I was not raised into any religion. I was allowed to explore the experience of spirituality and of life through my own sense of intuition. I had never believed in the personified version of God that existed as a man somewhere in the sky. I was not in any way religious, although since childhood I had a need at times for prayer. A need to speak with God, the universe, whatever it may have been. To ask for help. This existed until the day I experienced what God is.

In the week before my experience, there was still a sense of separation during my meditation. It seemed there was a barrier between myself and existence. I would try to force through it, not understanding where it began and where it ended. I stepped through trees, their leaves giving off immaculate colors from the season’s change and I would know that they were beautiful but I could not experience them fully. Even with what felt like an empty mind, I still had the sense that a greater peace would be felt without this thin layer of separation.

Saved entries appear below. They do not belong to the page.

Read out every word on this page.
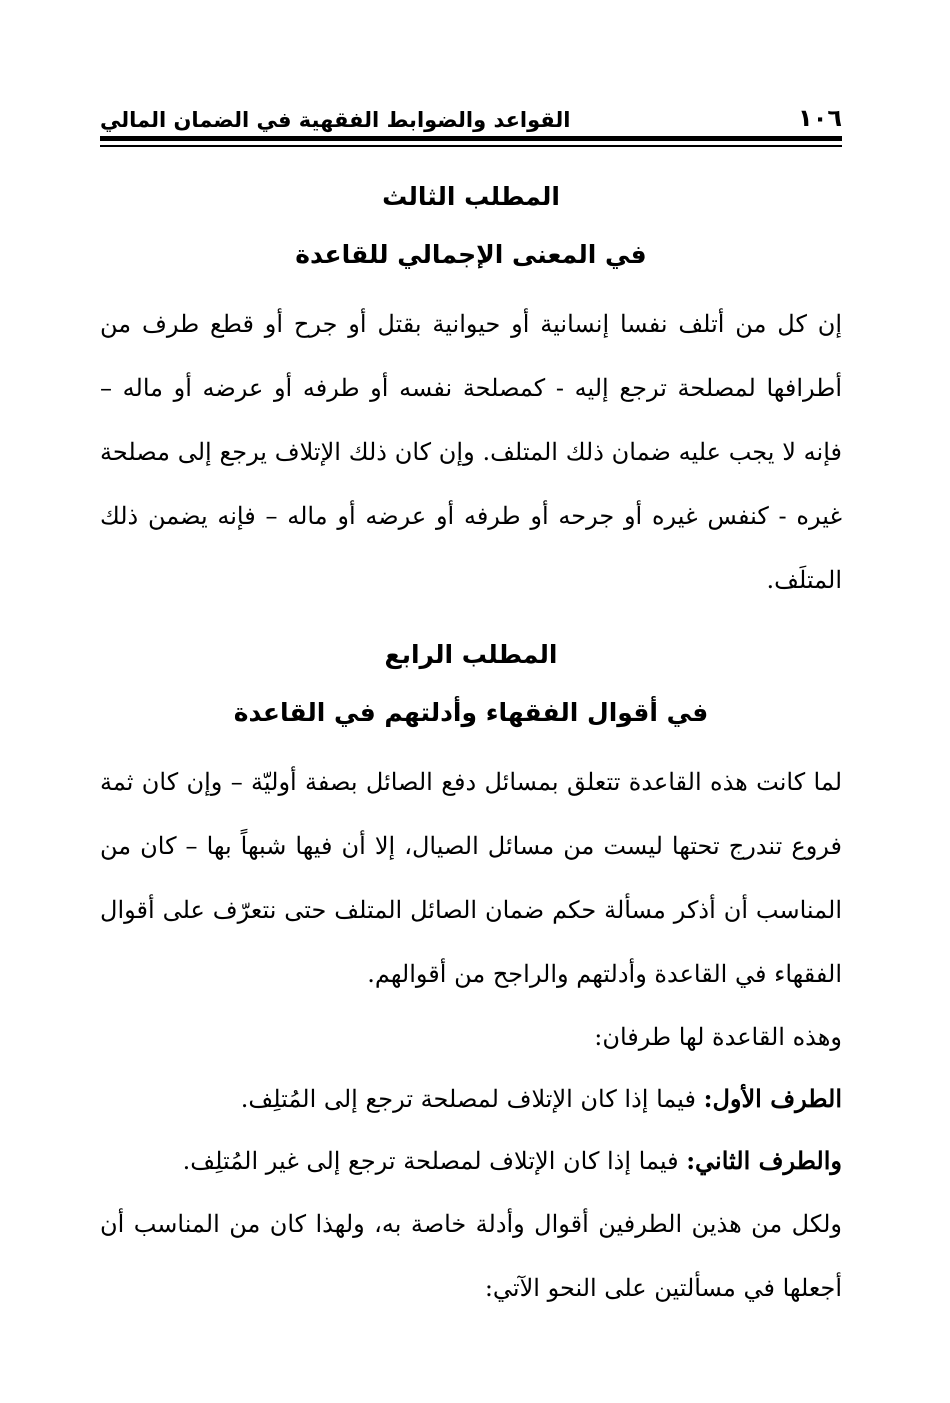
١٠٦
القواعد والضوابط الفقهية في الضمان المالي
المطلب الثالث
في المعنى الإجمالي للقاعدة

إن كل من أتلف نفسا إنسانية أو حيوانية بقتل أو جرح أو قطع طرف من أطرافها لمصلحة ترجع إليه - كمصلحة نفسه أو طرفه أو عرضه أو ماله – فإنه لا يجب عليه ضمان ذلك المتلف. وإن كان ذلك الإتلاف يرجع إلى مصلحة غيره - كنفس غيره أو جرحه أو طرفه أو عرضه أو ماله – فإنه يضمن ذلك المتلَف.

المطلب الرابع
في أقوال الفقهاء وأدلتهم في القاعدة

لما كانت هذه القاعدة تتعلق بمسائل دفع الصائل بصفة أوليّة – وإن كان ثمة فروع تندرج تحتها ليست من مسائل الصيال، إلا أن فيها شبهاً بها – كان من المناسب أن أذكر مسألة حكم ضمان الصائل المتلف حتى نتعرّف على أقوال الفقهاء في القاعدة وأدلتهم والراجح من أقوالهم.

وهذه القاعدة لها طرفان:

الطرف الأول: فيما إذا كان الإتلاف لمصلحة ترجع إلى المُتلِف.

والطرف الثاني: فيما إذا كان الإتلاف لمصلحة ترجع إلى غير المُتلِف.

ولكل من هذين الطرفين أقوال وأدلة خاصة به، ولهذا كان من المناسب أن أجعلها في مسألتين على النحو الآتي:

On one day, I sat in meditation, experiencing once again this barrier to peacefulness. I had finally to ask myself, what is this? Why are you not content? The answer that came immediately was that I am looking. In a sense of frustration I ask myself what, what are you looking for? Then I realized, God. For maybe my whole life I’ve been looking for God. It was my theory that God existed in everything, however not until that moment did I experience it. I realized, why are you looking away when God is in everything. It is in every cell within me. It is not only in the trees and the rocks, it is in this very room. On this material that touches my skin, in the air that I breathe in.

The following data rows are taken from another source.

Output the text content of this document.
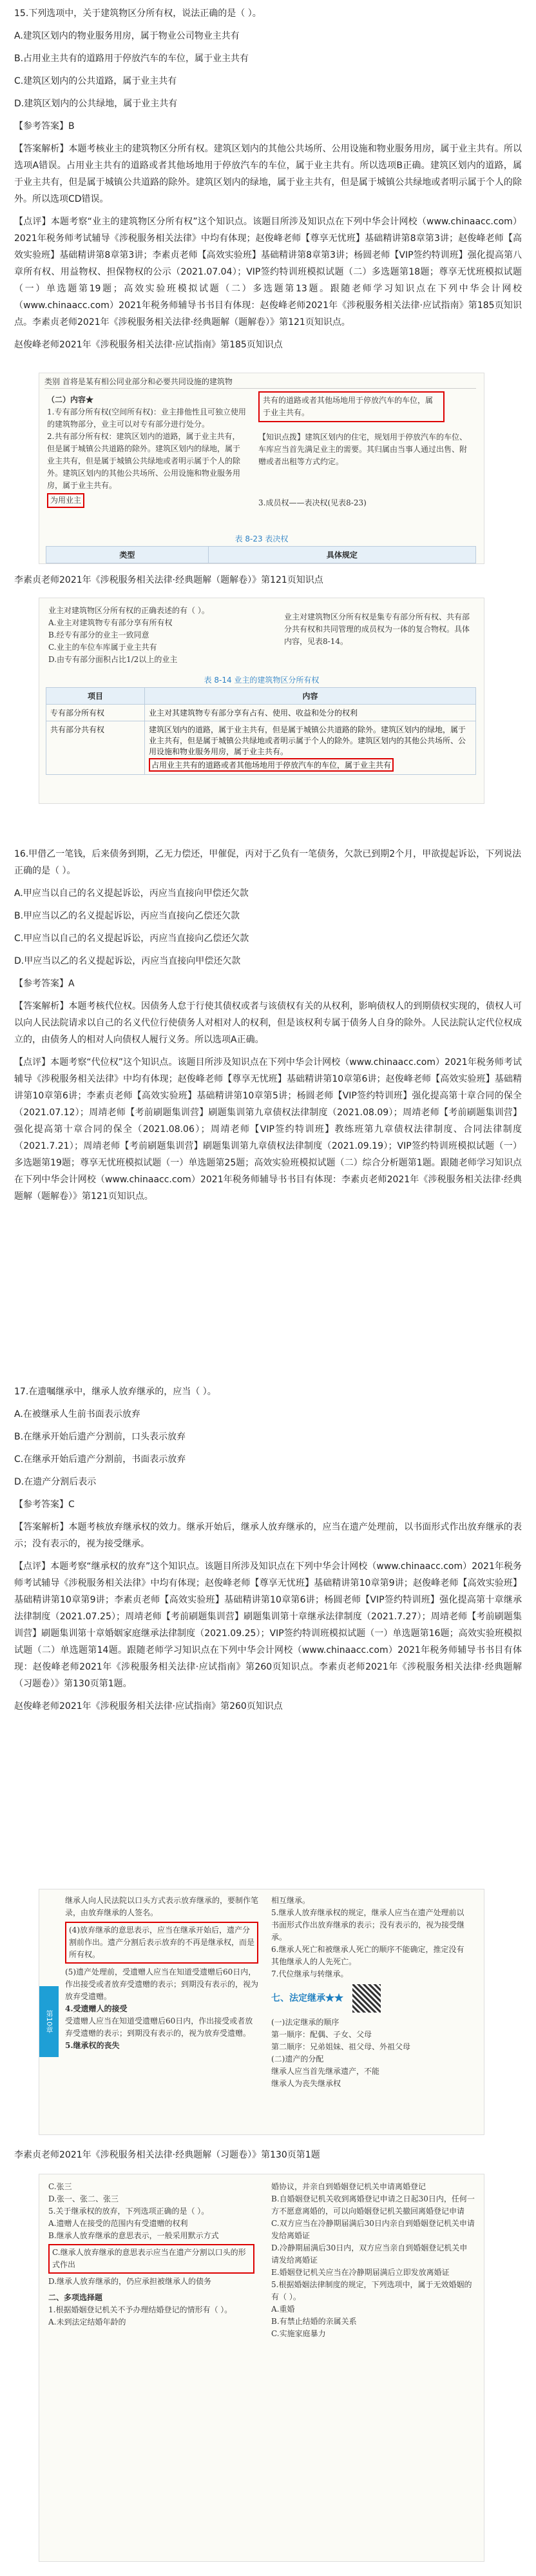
15.下列选项中，关于建筑物区分所有权，说法正确的是（ ）。

A.建筑区划内的物业服务用房，属于物业公司物业主共有

B.占用业主共有的道路用于停放汽车的车位，属于业主共有

C.建筑区划内的公共道路，属于业主共有

D.建筑区划内的公共绿地，属于业主共有

【参考答案】B

【答案解析】本题考核业主的建筑物区分所有权。建筑区划内的其他公共场所、公用设施和物业服务用房，属于业主共有。所以选项A错误。占用业主共有的道路或者其他场地用于停放汽车的车位，属于业主共有。所以选项B正确。建筑区划内的道路，属于业主共有，但是属于城镇公共道路的除外。建筑区划内的绿地，属于业主共有，但是属于城镇公共绿地或者明示属于个人的除外。所以选项CD错误。

【点评】本题考察“业主的建筑物区分所有权”这个知识点。该题目所涉及知识点在下列中华会计网校（www.chinaacc.com）2021年税务师考试辅导《涉税服务相关法律》中均有体现；赵俊峰老师【尊享无忧班】基础精讲第8章第3讲；赵俊峰老师【高效实验班】基础精讲第8章第3讲；李素贞老师【高效实验班】基础精讲第8章第3讲；杨圆老师【VIP签约特训班】强化提高第八章所有权、用益物权、担保物权的公示（2021.07.04）；VIP签约特训班模拟试题（二）多选题第18题；尊享无忧班模拟试题（一）单选题第19题；高效实验班模拟试题（二）多选题第13题。跟随老师学习知识点在下列中华会计网校（www.chinaacc.com）2021年税务师辅导书书目有体现：赵俊峰老师2021年《涉税服务相关法律·应试指南》第185页知识点。李素贞老师2021年《涉税服务相关法律·经典题解（题解卷）》第121页知识点。

赵俊峰老师2021年《涉税服务相关法律·应试指南》第185页知识点

类别 首将是某有相公同业部分和必要共同设施的建筑物
（二）内容★
1.专有部分所有权(空间所有权)：业主排他性且可独立使用的建筑物部分，业主可以对专有部分进行处分。
2.共有部分所有权：建筑区划内的道路，属于业主共有，但是属于城镇公共道路的除外。建筑区划内的绿地，属于业主共有，但是属于城镇公共绿地或者明示属于个人的除外。建筑区划内的其他公共场所、公用设施和物业服务用房，属于业主共有。
为用业主
共有的道路或者其他场地用于停放汽车的车位，属于业主共有。
【知识点拨】建筑区划内的住宅，规划用于停放汽车的车位、车库应当首先满足业主的需要。其归属由当事人通过出售、附赠或者出租等方式约定。
3.成员权——表决权(见表8-23)
表 8-23 表决权
类型	具体规定

李素贞老师2021年《涉税服务相关法律·经典题解（题解卷）》第121页知识点

业主对建筑物区分所有权的正确表述的有（ ）。
A.业主对建筑物专有部分享有所有权
B.经专有部分的业主一致同意
C.业主的车位车库属于业主共有
D.由专有部分面积占比1/2以上的业主
业主对建筑物区分所有权是集专有部分所有权、共有部分共有权和共同管理的成员权为一体的复合物权。具体内容，见表8-14。
表 8-14 业主的建筑物区分所有权
项目	内容
专有部分所有权	业主对其建筑物专有部分享有占有、使用、收益和处分的权利
共有部分共有权	建筑区划内的道路，属于业主共有，但是属于城镇公共道路的除外。建筑区划内的绿地，属于业主共有，但是属于城镇公共绿地或者明示属于个人的除外。建筑区划内的其他公共场所、公用设施和物业服务用房，属于业主共有。占用业主共有的道路或者其他场地用于停放汽车的车位，属于业主共有

16.甲借乙一笔钱，后来债务到期，乙无力偿还，甲催促，丙对于乙负有一笔债务，欠款已到期2个月，甲欲提起诉讼，下列说法正确的是（ ）。

A.甲应当以自己的名义提起诉讼，丙应当直接向甲偿还欠款

B.甲应当以乙的名义提起诉讼，丙应当直接向乙偿还欠款

C.甲应当以自己的名义提起诉讼，丙应当直接向乙偿还欠款

D.甲应当以乙的名义提起诉讼，丙应当直接向甲偿还欠款

【参考答案】A

【答案解析】本题考核代位权。因债务人怠于行使其债权或者与该债权有关的从权利，影响债权人的到期债权实现的，债权人可以向人民法院请求以自己的名义代位行使债务人对相对人的权利，但是该权利专属于债务人自身的除外。人民法院认定代位权成立的，由债务人的相对人向债权人履行义务。所以选项A正确。

【点评】本题考察“代位权”这个知识点。该题目所涉及知识点在下列中华会计网校（www.chinaacc.com）2021年税务师考试辅导《涉税服务相关法律》中均有体现；赵俊峰老师【尊享无忧班】基础精讲第10章第6讲；赵俊峰老师【高效实验班】基础精讲第10章第6讲；李素贞老师【高效实验班】基础精讲第10章第5讲；杨圆老师【VIP签约特训班】强化提高第十章合同的保全（2021.07.12）；周靖老师【考前刷题集训营】刷题集训第九章债权法律制度（2021.08.09）；周靖老师【考前刷题集训营】强化提高第十章合同的保全（2021.08.06）；周靖老师【VIP签约特训班】教练班第九章债权法律制度、合同法律制度（2021.7.21）；周靖老师【考前刷题集训营】刷题集训第九章债权法律制度（2021.09.19）；VIP签约特训班模拟试题（一）多选题第19题；尊享无忧班模拟试题（一）单选题第25题；高效实验班模拟试题（二）综合分析题第1题。跟随老师学习知识点在下列中华会计网校（www.chinaacc.com）2021年税务师辅导书书目有体现：李素贞老师2021年《涉税服务相关法律·经典题解（题解卷）》第121页知识点。

17.在遗嘱继承中，继承人放弃继承的，应当（ ）。

A.在被继承人生前书面表示放弃

B.在继承开始后遗产分割前，口头表示放弃

C.在继承开始后遗产分割前，书面表示放弃

D.在遗产分割后表示

【参考答案】C

【答案解析】本题考核放弃继承权的效力。继承开始后，继承人放弃继承的，应当在遗产处理前，以书面形式作出放弃继承的表示；没有表示的，视为接受继承。

【点评】本题考察“继承权的放弃”这个知识点。该题目所涉及知识点在下列中华会计网校（www.chinaacc.com）2021年税务师考试辅导《涉税服务相关法律》中均有体现；赵俊峰老师【尊享无忧班】基础精讲第10章第9讲；赵俊峰老师【高效实验班】基础精讲第10章第9讲；李素贞老师【高效实验班】基础精讲第10章第6讲；杨圆老师【VIP签约特训班】强化提高第十章继承法律制度（2021.07.25）；周靖老师【考前刷题集训营】刷题集训第十章继承法律制度（2021.7.27）；周靖老师【考前刷题集训营】刷题集训第十章婚姻家庭继承法律制度（2021.09.25）；VIP签约特训班模拟试题（一）单选题第16题；高效实验班模拟试题（二）单选题第14题。跟随老师学习知识点在下列中华会计网校（www.chinaacc.com）2021年税务师辅导书书目有体现：赵俊峰老师2021年《涉税服务相关法律·应试指南》第260页知识点。李素贞老师2021年《涉税服务相关法律·经典题解（习题卷）》第130页第1题。

赵俊峰老师2021年《涉税服务相关法律·应试指南》第260页知识点

第10章
继承人向人民法院以口头方式表示放弃继承的，要制作笔录，由放弃继承的人签名。
(4)放弃继承的意思表示，应当在继承开始后，遗产分割前作出。遗产分割后表示放弃的不再是继承权，而是所有权。
(5)遗产处理前，受遗赠人应当在知道受遗赠后60日内，作出接受或者放弃受遗赠的表示；到期没有表示的，视为放弃受遗赠。
4.受遗赠人的接受
受遗赠人应当在知道受遗赠后60日内，作出接受或者放弃受遗赠的表示；到期没有表示的，视为放弃受遗赠。
5.继承权的丧失
相互继承。
5.继承人放弃继承权的规定，继承人应当在遗产处理前以书面形式作出放弃继承的表示；没有表示的，视为接受继承。
6.继承人死亡和被继承人死亡的顺序不能确定，推定没有其他继承人的人先死亡。
7.代位继承与转继承。
七、法定继承★★
(一)法定继承的顺序
第一顺序：配偶、子女、父母
第二顺序：兄弟姐妹、祖父母、外祖父母
(二)遗产的分配
继承人应当首先继承遗产，不能
继承人为丧失继承权

李素贞老师2021年《涉税服务相关法律·经典题解（习题卷）》第130页第1题

C.张三
D.张一、张二、张三
5.关于继承权的放弃，下列选项正确的是（ ）。
A.遗赠人在接受的范围内有受遗赠的权利
B.继承人放弃继承的意思表示，一般采用默示方式
C.继承人放弃继承的意思表示应当在遗产分割以口头的形式作出
D.继承人放弃继承的，仍应承担被继承人的债务
二、多项选择题
1.根据婚姻登记机关不予办理结婚登记的情形有（ ）。
A.未到法定结婚年龄的
婚协议，并亲自到婚姻登记机关申请离婚登记
B.自婚姻登记机关收到离婚登记申请之日起30日内，任何一方不愿意离婚的，可以向婚姻登记机关撤回离婚登记申请
C.双方应当在冷静期届满后30日内亲自到婚姻登记机关申请发给离婚证
D.冷静期届满后30日内，双方应当亲自到婚姻登记机关申请发给离婚证
E.婚姻登记机关应当在冷静期届满后立即发放离婚证
5.根据婚姻法律制度的规定，下列选项中，属于无效婚姻的有（ ）。
A.重婚
B.有禁止结婚的亲属关系
C.实施家庭暴力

Suddenly, I melted into everything, and everything melted into me. For the very first time, there existed no border between myself and the reality around me. No barrier to separate me from existence. As if a drug had settled into my bloodstream, I felt a sense of complete bliss and weightlessness that I drowned in for the entire week. A feeling that even now I can slip into at any moment.

It was very strange, I thought, that I could have known this intellectually for many years without having had experienced it. To know that there is no barrier while still experiencing a barrier. In an attempt to come back to a state of oneness, we can use the mind to create an understanding of the world around us. It can conclude that if there was a beginning of the earth, then the same materials all were used to create everything that exists within it. Even that which has been manufactured by man. It can conclude that there is a driving force within everything that creates life out of nothingness, that is responsible for growth and for aliveness. What is this force, but God? What is God but the nature that exists within everything? It can be concluded that all material does not die but is broken down into its smallest parts and recycled back into existence. That every material we touch and we see is in fact ancient and filled with what we can call God.

This is what the mind had already concluded. The trouble was that it was only information collected in the mind. Until I searched within myself to find what was limiting, I could not experience this. I still only was experiencing the barrier. Collecting information will not transform you. It will be necessary to go within and know yourself. To unravel all of the limits that have been created by the mind itself.